La partecipazione degli ebrei alla Resistenza italiana

Con “Resistenza” si intende il movimento politico-militare che si sviluppò in Italia a partire dall’8 settembre 1943, allorquando, a seguito dell’annuncio pubblico della stipula dell’armistizio tra il governo Badoglio del Regno d’Italia e gli Alleati, si verificarono l’immediata occupazione militare delle forze tedesche già presenti o immediatamente affluite nella penisola e la progressiva ma rapida costituzione di una struttura amministrativa e di un potere politico da parte di uomini e forze del fascismo ribelli al re e fedeli al patto con il nazismo.

E’ importante tenere presente che la Resistenza fu composta anche da azioni del tutto spontanee e immediate (a iniziare dal rifiuto di reparti militari di obbedire agli ordini tedeschi di disarmo). In termini generali, si può sintetizzare che la Resistenza consistette nell’organizzazione e nell’azione sul piano politico e sul terreno paramilitare o militare, contro i fascisti e i nazisti. Essa fu un fenomeno diversificato tendente al raggiungimento di un’unità interna.

Il concetto di “resistente” contiene un riferimento diretto al luogo dell’oppressione, pertanto non è corretto applicare quel termine agli italiani che costituirono il Corpo Italiano di Liberazione, la formazione che combatté sul fronte bellico contro le truppe tedesche e italo-fasciste. Gli uni e gli altri fanno invece parte del più generale “movimento di liberazione nazionale”.

Resistenza quindi fu organizzazione e azione finalizzate a combattere sul campo militare e in ambito politico-sociale l’occupante tedesco-nazista e il potere fascista ribelle della neocostituita Repubblica sociale italiana (Rsi). I combattenti furono denominati partigiani.

Mentre strati crescenti (ma agli inizi relativamente limitati) della popolazione si orientavano contro l’occupazione straniera, la continuazione della guerra, le conseguenze economiche e sociali di ciò, progressivamente anche contro i valori del fascismo, i preesistenti movimenti politici antifascisti sviluppavano progetti di riforma o di vere e proprie rivoluzioni politiche e sociali.

Le differenti progettualità si coordinarono e organizzarono in un Comitato di Liberazione Nazionale (Cln), al quale facevano riferimento Comitati di Liberazione Nazionale costituiti a livello di zone geografiche, località, luoghi di lavoro, generalmente composti da rappresentanti dei partiti comunista, socialista, d’azione, democristiano e liberale. Nel settentrione la lotta fu ben presto guidata direttamente dal Comitato di Liberazione Nazionale Alta Italia (Clnai).
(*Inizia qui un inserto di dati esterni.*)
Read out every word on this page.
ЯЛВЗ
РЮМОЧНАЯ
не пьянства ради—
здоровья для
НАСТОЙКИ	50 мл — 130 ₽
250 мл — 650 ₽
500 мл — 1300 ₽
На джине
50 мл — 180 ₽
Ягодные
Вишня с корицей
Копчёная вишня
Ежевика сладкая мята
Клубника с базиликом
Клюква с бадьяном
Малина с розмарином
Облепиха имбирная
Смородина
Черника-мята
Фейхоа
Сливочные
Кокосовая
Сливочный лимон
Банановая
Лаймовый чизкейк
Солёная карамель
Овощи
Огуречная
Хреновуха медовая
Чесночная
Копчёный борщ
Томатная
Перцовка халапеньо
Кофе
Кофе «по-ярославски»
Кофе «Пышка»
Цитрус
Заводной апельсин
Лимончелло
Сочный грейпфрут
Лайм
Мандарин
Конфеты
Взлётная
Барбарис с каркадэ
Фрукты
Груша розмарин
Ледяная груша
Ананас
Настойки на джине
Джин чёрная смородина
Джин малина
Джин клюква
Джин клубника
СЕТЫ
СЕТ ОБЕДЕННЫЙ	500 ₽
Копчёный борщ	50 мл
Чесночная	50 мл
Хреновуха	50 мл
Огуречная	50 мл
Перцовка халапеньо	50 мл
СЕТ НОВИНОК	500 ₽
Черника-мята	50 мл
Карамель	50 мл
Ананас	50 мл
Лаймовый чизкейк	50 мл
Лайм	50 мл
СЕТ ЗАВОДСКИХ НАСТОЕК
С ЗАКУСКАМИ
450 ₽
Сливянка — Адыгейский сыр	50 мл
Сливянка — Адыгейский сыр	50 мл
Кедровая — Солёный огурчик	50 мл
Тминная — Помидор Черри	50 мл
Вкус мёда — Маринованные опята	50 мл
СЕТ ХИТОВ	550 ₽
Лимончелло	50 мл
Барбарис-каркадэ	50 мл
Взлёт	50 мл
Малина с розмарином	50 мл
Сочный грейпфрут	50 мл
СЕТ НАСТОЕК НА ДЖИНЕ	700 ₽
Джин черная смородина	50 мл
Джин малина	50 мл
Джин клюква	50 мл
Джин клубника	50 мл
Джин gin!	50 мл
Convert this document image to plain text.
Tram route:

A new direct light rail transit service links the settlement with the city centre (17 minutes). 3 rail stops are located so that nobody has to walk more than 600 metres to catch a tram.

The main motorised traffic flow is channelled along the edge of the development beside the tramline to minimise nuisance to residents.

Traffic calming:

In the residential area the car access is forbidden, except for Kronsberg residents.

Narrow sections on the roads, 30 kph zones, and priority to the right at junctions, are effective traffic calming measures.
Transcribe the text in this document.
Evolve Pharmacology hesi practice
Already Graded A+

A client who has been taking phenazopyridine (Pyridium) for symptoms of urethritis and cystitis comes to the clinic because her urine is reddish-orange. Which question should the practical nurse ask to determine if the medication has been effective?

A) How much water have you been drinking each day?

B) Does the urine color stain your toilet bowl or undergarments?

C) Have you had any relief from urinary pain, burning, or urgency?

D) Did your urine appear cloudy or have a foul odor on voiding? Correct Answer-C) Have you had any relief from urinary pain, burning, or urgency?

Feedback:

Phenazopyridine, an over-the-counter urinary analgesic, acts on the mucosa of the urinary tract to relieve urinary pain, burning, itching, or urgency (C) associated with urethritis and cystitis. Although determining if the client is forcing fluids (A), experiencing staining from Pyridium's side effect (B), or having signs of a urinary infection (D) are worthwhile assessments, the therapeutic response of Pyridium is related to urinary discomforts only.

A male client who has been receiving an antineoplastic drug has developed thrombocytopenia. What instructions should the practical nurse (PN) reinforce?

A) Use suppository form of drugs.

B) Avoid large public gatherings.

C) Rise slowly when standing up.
I partigiani aderivano prevalentemente alle Brigate Garibaldi e a quelle Giustizia e Libertà, afferenti ampliamente le prime al partito comunista e le seconde al partito d’azione. Vi erano poi formazioni socialiste, cattoliche, monarchiche e di altro tipo ancora.

Nell’estate 1944 la Resistenza giunse a liberare per alcune settimane estese zone alpine o appenniniche; nell’aprile 1945 liberò i maggiori centri urbani del settentrione. Tutto ciò in un rapporto di dipendenza logistica e di concorrenza politica con gli Alleati.

Nei primi decenni dopo la fine della guerra, nel Paese è stata commemorata e messa in evidenza quasi esclusivamente la Resistenza politico-militare. Più recentemente è stato evidenziato che vi furono anche altre forme di opposizione attiva al nazifascismo, condotte senza armi e sovente senza essere sostenute da veri e propri movimenti politici. Queste forme sono state definite “resistenza civile” o “resistenza disarmata”.

La Resistenza restituì dignità e libertà all’Italia, ossia a noi tutti.

Ad essa presero parte anche ebrei.

Riguardo a questa partecipazione, occorre innanzitutto ricordare che essa fu il simbolo e il suggello del ricongiungimento degli ebrei d’Italia con la propria patria. Come il fascismo, espellendoli dall’esercito e dalla società tutta, aveva troncato nel 1938 la storia nazionale unitaria sviluppatasi col processo risorgimentale, così la Resistenza, accogliendo sin dai suoi inizi dirigenti politici e combattenti ebrei, riassegnò loro la qualifica di “italiani” e dette nuova vita al concetto e alla storia di patria.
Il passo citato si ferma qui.